Importance of record keeping in personal financial planning - Motilal Oswal
Importance of record keeping in personal financial planning - Motilal Oswal

Importance of record keeping in personal financial planning..

We all understand the importance of financial planning quite well. Most of us tend to ignore an important aspect of financial planning which is record keeping. For the uninitiated, the task of record keeping may sound quite mundane and clerical to bother about. Remember, keeping your records is a systematic and organized manner is not only essential but can also add a lot of value. Let us first understand what record keeping in financial planning entails..

What do we understand by record keeping in personal financial planning..

First and foremost record keeping implies keeping all your key personal financial records in a safe and secure place. This includes your agreement with the personal finance advisor, the statement of the plan, the investment mix, the periodic review reports, the necessary certificates, account statements and demat account copies etc. Such documents should be stored in a such a way that they are protected from rain, wastage, fire etc.

Keep a digital back up of all your records. At the end of the day, there is always a risk in physical records. While these physical records are great for reference, there is a digital backup you must create. They can include scan files that can be stored in digital lockers with an additional backup in an external drive or in cloud storage. The digital backup will ensure that in the case of any loss of documents they can be retrieved easily.

The records must be classified, tabulated and organized in such a way as to enable easy tracking. If you want to locate a particular statement or a periodic portfolio review, then you should spend the better part of the day searching for it. Your record keeping must including organizing filing with a detailed documentation and index of all files that need to be accessed in the shortest time possible.

A very important part of your record keeping is a sensitivity analysis. You should stress test your portfolio under different market conditions. For example, what happens if the interest rates go up by 300 basis points or go down by 300 basis points? What happens if the world economies go into recession? What happens if the GDP growth in India falls by 200 basis points? Above all, how will my portfolio get impacted if the Nifty goes up by 15% or falls by 15%. These sensitivities should be regularly updated and stored in an accessible manner.

What are the records that you must insist on from the advisor?
When you employ a personal financial advisor to help you plan your long term finances, it is actually a fiduciary relationship of trust. You must insist on the following records to be furnished by your financial advisor, which must be part of your personal record keeping. Some of the key records with larger legal ramifications are as under:

The advisor must certify that he has discharged his duties with your best interests in mind. The advisor must be able to document that he has acted in a manner that takes of your financial interest.

Each piece of advice given by your financial advisor along with the justifications and the supporting notes should be documented by you as they can be important legal papers for your records.
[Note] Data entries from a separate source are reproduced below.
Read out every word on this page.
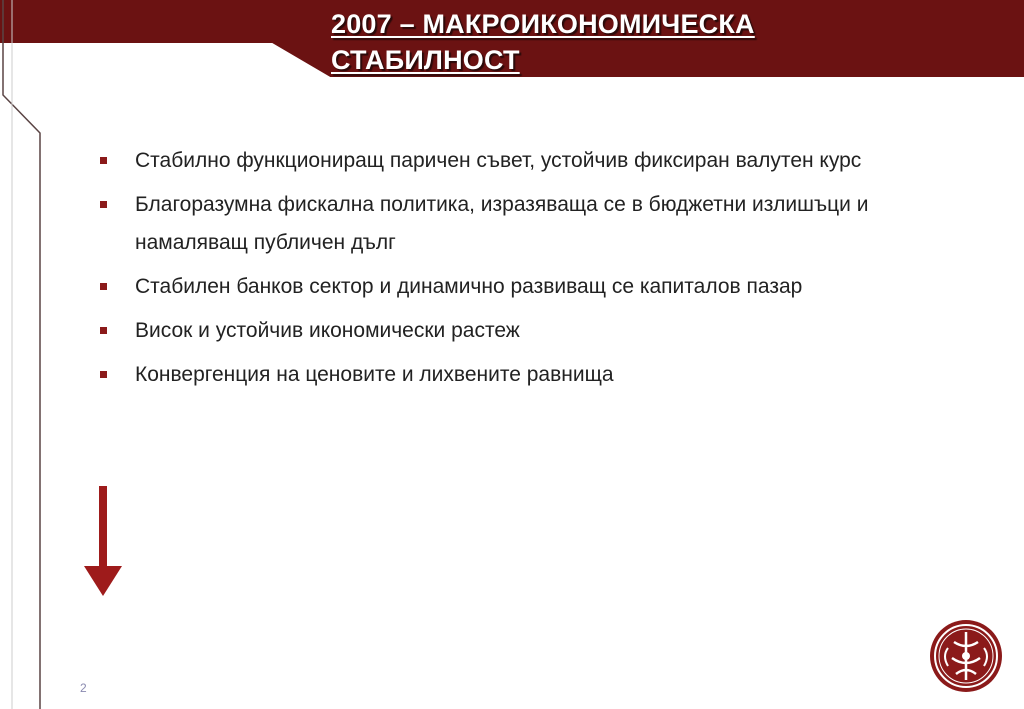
2007 – МАКРОИКОНОМИЧЕСКА
СТАБИЛНОСТ
Стабилно функциониращ паричен съвет, устойчив фиксиран валутен курс
Благоразумна фискална политика, изразяваща се в бюджетни излишъци и намаляващ публичен дълг
Стабилен банков сектор и динамично развиващ се капиталов пазар
Висок и устойчив икономически растеж
Конвергенция на ценовите и лихвените равнища
2
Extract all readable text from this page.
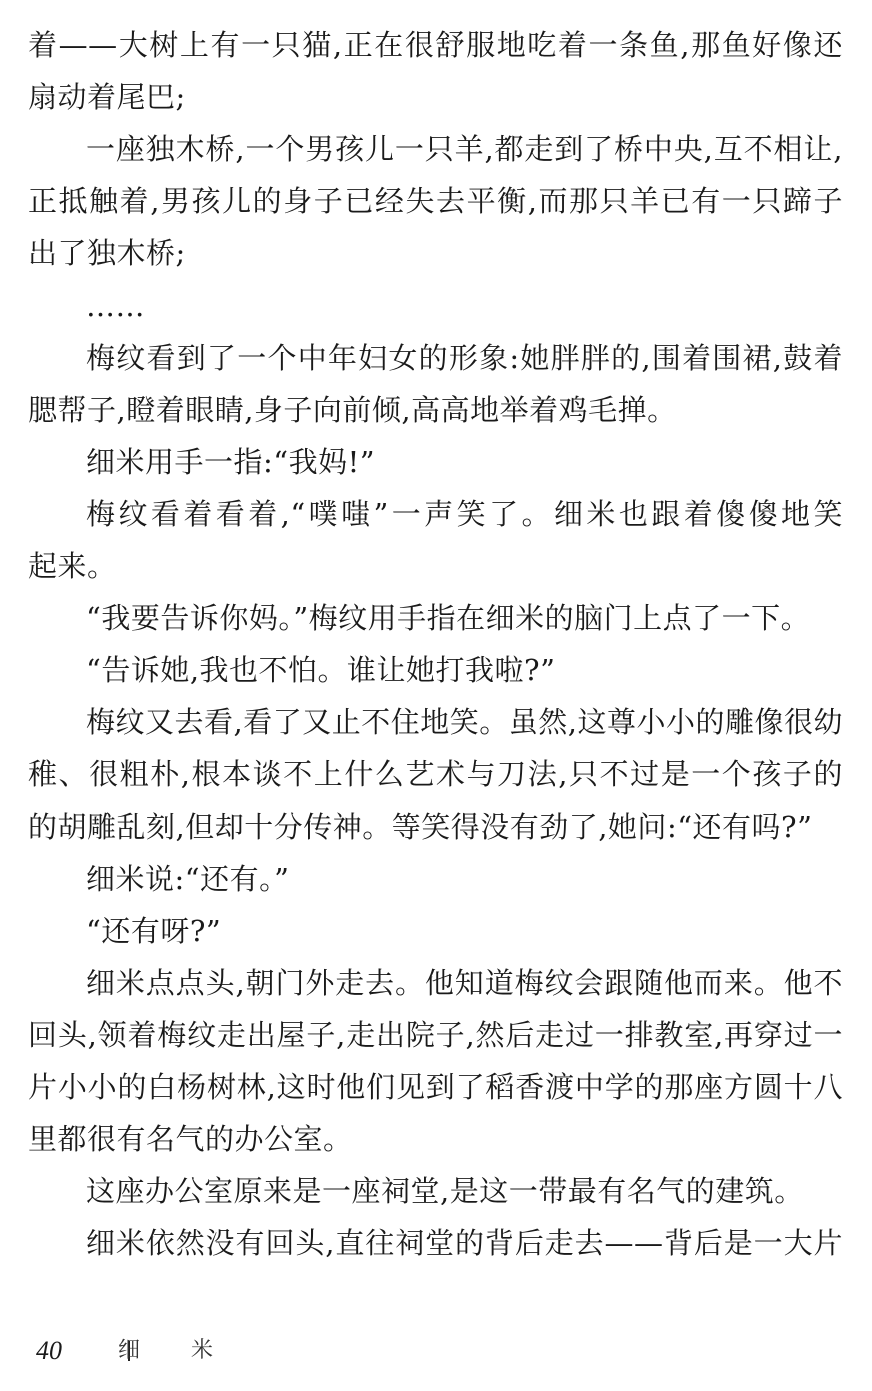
着——大树上有一只猫,正在很舒服地吃着一条鱼,那鱼好像还
扇动着尾巴;
一座独木桥,一个男孩儿一只羊,都走到了桥中央,互不相让,
正抵触着,男孩儿的身子已经失去平衡,而那只羊已有一只蹄子
出了独木桥;
……
梅纹看到了一个中年妇女的形象:她胖胖的,围着围裙,鼓着
腮帮子,瞪着眼睛,身子向前倾,高高地举着鸡毛掸。
细米用手一指:“我妈!”
梅纹看着看着,“噗嗤”一声笑了。细米也跟着傻傻地笑
起来。
“我要告诉你妈。”梅纹用手指在细米的脑门上点了一下。
“告诉她,我也不怕。谁让她打我啦?”
梅纹又去看,看了又止不住地笑。虽然,这尊小小的雕像很幼
稚、很粗朴,根本谈不上什么艺术与刀法,只不过是一个孩子的
的胡雕乱刻,但却十分传神。等笑得没有劲了,她问:“还有吗?”
细米说:“还有。”
“还有呀?”
细米点点头,朝门外走去。他知道梅纹会跟随他而来。他不
回头,领着梅纹走出屋子,走出院子,然后走过一排教室,再穿过一
片小小的白杨树林,这时他们见到了稻香渡中学的那座方圆十八
里都很有名气的办公室。
这座办公室原来是一座祠堂,是这一带最有名气的建筑。
细米依然没有回头,直往祠堂的背后走去——背后是一大片
40	细 米
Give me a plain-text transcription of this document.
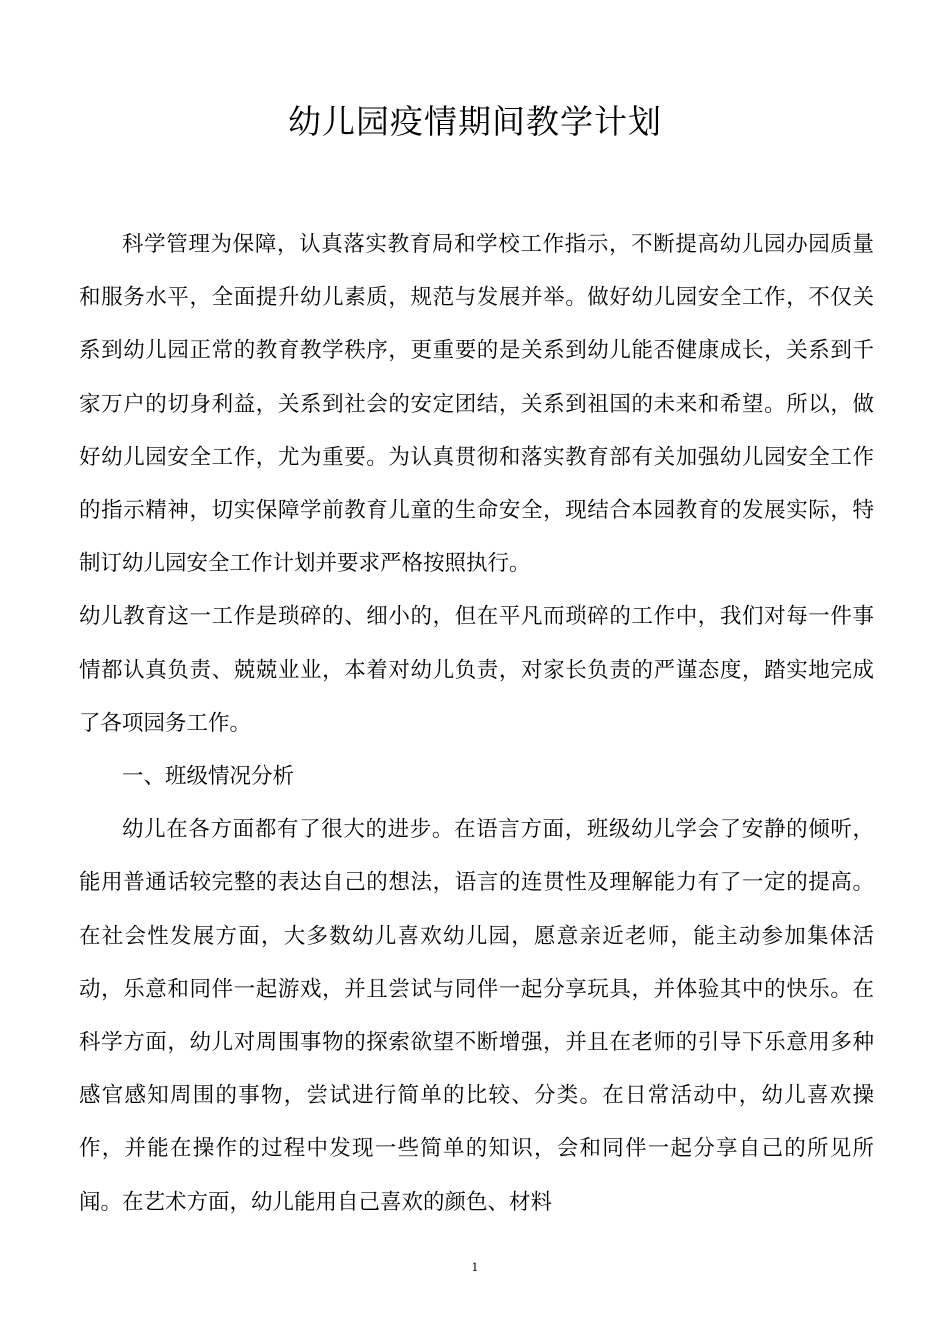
幼儿园疫情期间教学计划

科学管理为保障，认真落实教育局和学校工作指示，不断提高幼儿园办园质量和服务水平，全面提升幼儿素质，规范与发展并举。做好幼儿园安全工作，不仅关系到幼儿园正常的教育教学秩序，更重要的是关系到幼儿能否健康成长，关系到千家万户的切身利益，关系到社会的安定团结，关系到祖国的未来和希望。所以，做好幼儿园安全工作，尤为重要。为认真贯彻和落实教育部有关加强幼儿园安全工作的指示精神，切实保障学前教育儿童的生命安全，现结合本园教育的发展实际，特制订幼儿园安全工作计划并要求严格按照执行。

幼儿教育这一工作是琐碎的、细小的，但在平凡而琐碎的工作中，我们对每一件事情都认真负责、兢兢业业，本着对幼儿负责，对家长负责的严谨态度，踏实地完成了各项园务工作。

一、班级情况分析

幼儿在各方面都有了很大的进步。在语言方面，班级幼儿学会了安静的倾听，能用普通话较完整的表达自己的想法，语言的连贯性及理解能力有了一定的提高。在社会性发展方面，大多数幼儿喜欢幼儿园，愿意亲近老师，能主动参加集体活动，乐意和同伴一起游戏，并且尝试与同伴一起分享玩具，并体验其中的快乐。在科学方面，幼儿对周围事物的探索欲望不断增强，并且在老师的引导下乐意用多种感官感知周围的事物，尝试进行简单的比较、分类。在日常活动中，幼儿喜欢操作，并能在操作的过程中发现一些简单的知识，会和同伴一起分享自己的所见所闻。在艺术方面，幼儿能用自己喜欢的颜色、材料

1
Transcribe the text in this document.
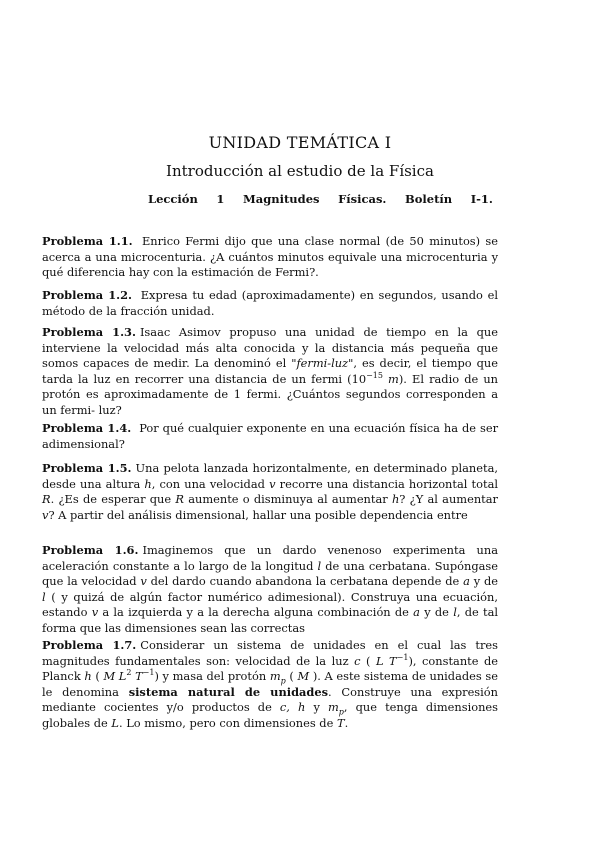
UNIDAD TEMÁTICA I
Introducción al estudio de la Física
Lección 1 Magnitudes Físicas. Boletín I-1.
Problema 1.1. Enrico Fermi dijo que una clase normal (de 50 minutos) se acerca a una microcenturia. ¿A cuántos minutos equivale una microcenturia y qué diferencia hay con la estimación de Fermi?.
Problema 1.2. Expresa tu edad (aproximadamente) en segundos, usando el método de la fracción unidad.
Problema 1.3. Isaac Asimov propuso una unidad de tiempo en la que interviene la velocidad más alta conocida y la distancia más pequeña que somos capaces de medir. La denominó el "fermi-luz", es decir, el tiempo que tarda la luz en recorrer una distancia de un fermi ($10^{-15}$ m). El radio de un protón es aproximadamente de 1 fermi. ¿Cuántos segundos corresponden a un fermi- luz?
Problema 1.4. Por qué cualquier exponente en una ecuación física ha de ser adimensional?
Problema 1.5. Una pelota lanzada horizontalmente, en determinado planeta, desde una altura h, con una velocidad v recorre una distancia horizontal total R. ¿Es de esperar que R aumente o disminuya al aumentar h? ¿Y al aumentar v? A partir del análisis dimensional, hallar una posible dependencia entre
Problema 1.6. Imaginemos que un dardo venenoso experimenta una aceleración constante a lo largo de la longitud l de una cerbatana. Supóngase que la velocidad v del dardo cuando abandona la cerbatana depende de a y de l ( y quizá de algún factor numérico adimesional). Construya una ecuación, estando v a la izquierda y a la derecha alguna combinación de a y de l, de tal forma que las dimensiones sean las correctas
Problema 1.7. Considerar un sistema de unidades en el cual las tres magnitudes fundamentales son: velocidad de la luz c ( L $T^{-1}$), constante de Planck h ( M $L^2$ $T^{-1}$) y masa del protón $m_p$ ( M ). A este sistema de unidades se le denomina sistema natural de unidades. Construye una expresión mediante cocientes y/o productos de c, h y $m_p$, que tenga dimensiones globales de L. Lo mismo, pero con dimensiones de T.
Your financial advisor is required to disclose any conflict of interest in his advisory capacity and should be able to document that he has put your financial interests above his other interests. These also need to be recorded in the file.

Why is record keeping so important to financial planning?
The reason you need to be extremely meticulous about your record keeping is numerous. Here are a few key reasons..

In the event of any dispute between you and your financial advisor, you need proper and detailed records to prove your point. Thus these records have very important legal implications from a procedural point of view.

There is also an important taxation angle to this. Over a period of time your combination of insurance, equities, mutual funds and bonds can become quite complicated. All these have tax implications and should be handy while filing your returns annually.

Reviewing your portfolio becomes a lot simpler if you have all the records meticulously maintained and centralized in one place. After all, your portfolio needs to be reviewed and modified at regular intervals or in response to external stimuli.

Many of the documents that go into your financial plan have long term financial implications. You do not want delays and monetary loss due to poor record keeping. Hence adequate meticulous documentation of records and transactions is a must.

Quite often, we tend to ignore the importance of record keeping. It is not just a statutory obligation but also makes a lot of business sense to be meticulous in your record keeping. The theme is simple, “The sooner you get meticulous about your records, the better”.